I discussed this with @nbhuiyan on Slack. AbstractMemorySegmentImpl.reinterpret
(compiled method) invokes JVM_GetCallerClass_Impl
, which ultimately calls walkStackFrames
. Although there is an optimization for GetCallerClass
to avoid the stack walk, it doesn't activate in this case.
Java -version output
openjdk 22.0.2 2024-07-16 IBM Semeru Runtime Open Edition 22.0.2.1 (build 22.0.2+9) Eclipse OpenJ9 VM 22.0.2.1 (build openj9-0.46.1, JRE 22 Linux amd64-64-Bit Compressed References 20240716_33 (JIT enabled, AOT enabled) OpenJ9 - 4760d5d320 OMR - 840a9adba JCL - b77827589c5 based on jdk-22.0.2+9)
Summary of problem
OpenJdk MemorySegmentGetUnsafe benchmark indicates major regression. The following jmh result shows that "panama" is approximately 30 times slower than Unsafe.

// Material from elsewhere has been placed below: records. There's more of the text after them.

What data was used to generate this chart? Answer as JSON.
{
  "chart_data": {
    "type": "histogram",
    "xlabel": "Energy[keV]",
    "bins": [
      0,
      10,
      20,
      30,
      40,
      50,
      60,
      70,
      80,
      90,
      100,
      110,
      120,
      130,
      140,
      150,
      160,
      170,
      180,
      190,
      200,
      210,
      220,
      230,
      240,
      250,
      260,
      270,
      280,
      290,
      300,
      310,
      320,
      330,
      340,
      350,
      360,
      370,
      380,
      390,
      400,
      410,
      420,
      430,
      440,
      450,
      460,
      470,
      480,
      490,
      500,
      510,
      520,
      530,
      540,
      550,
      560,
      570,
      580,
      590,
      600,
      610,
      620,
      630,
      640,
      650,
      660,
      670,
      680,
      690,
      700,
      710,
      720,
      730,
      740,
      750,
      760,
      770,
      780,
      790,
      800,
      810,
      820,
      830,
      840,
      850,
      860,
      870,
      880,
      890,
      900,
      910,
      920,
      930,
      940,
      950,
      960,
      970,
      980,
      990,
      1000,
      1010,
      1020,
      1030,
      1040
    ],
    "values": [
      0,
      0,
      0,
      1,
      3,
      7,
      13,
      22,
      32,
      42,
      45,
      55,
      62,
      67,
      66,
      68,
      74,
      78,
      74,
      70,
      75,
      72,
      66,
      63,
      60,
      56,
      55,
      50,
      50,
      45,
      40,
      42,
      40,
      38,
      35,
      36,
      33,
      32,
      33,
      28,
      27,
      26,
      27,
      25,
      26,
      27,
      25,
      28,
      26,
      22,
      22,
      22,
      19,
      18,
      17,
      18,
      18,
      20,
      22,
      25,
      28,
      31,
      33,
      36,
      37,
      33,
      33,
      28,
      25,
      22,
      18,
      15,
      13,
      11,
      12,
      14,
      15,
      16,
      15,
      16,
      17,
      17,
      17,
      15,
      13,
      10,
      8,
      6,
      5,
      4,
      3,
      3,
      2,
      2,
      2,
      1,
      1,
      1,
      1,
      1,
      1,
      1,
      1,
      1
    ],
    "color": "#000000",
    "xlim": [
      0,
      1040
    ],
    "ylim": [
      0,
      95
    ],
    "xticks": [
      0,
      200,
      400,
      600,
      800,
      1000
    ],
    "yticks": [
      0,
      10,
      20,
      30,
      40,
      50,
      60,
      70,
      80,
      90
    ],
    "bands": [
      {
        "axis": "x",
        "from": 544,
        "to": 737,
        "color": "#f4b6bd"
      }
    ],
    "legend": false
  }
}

Benchmark Mode Cnt Score Error Units MemorySegmentGetUnsafe.panama avgt 30 39.954 ± 5.622 ns/op MemorySegmentGetUnsafe.unsafe avgt 30 1.253 ± 0.033 ns/op
For hotspot the difference is approximately 25%.
To run the benchmark the files MemorySegmentGetUnsafe.java and Utils.java were copied from the openjdk repository.
I could not find any related open/closed issue or pull-request. Are there any plans to improve OpenJ9 MemorySegment.get()/-set() performance?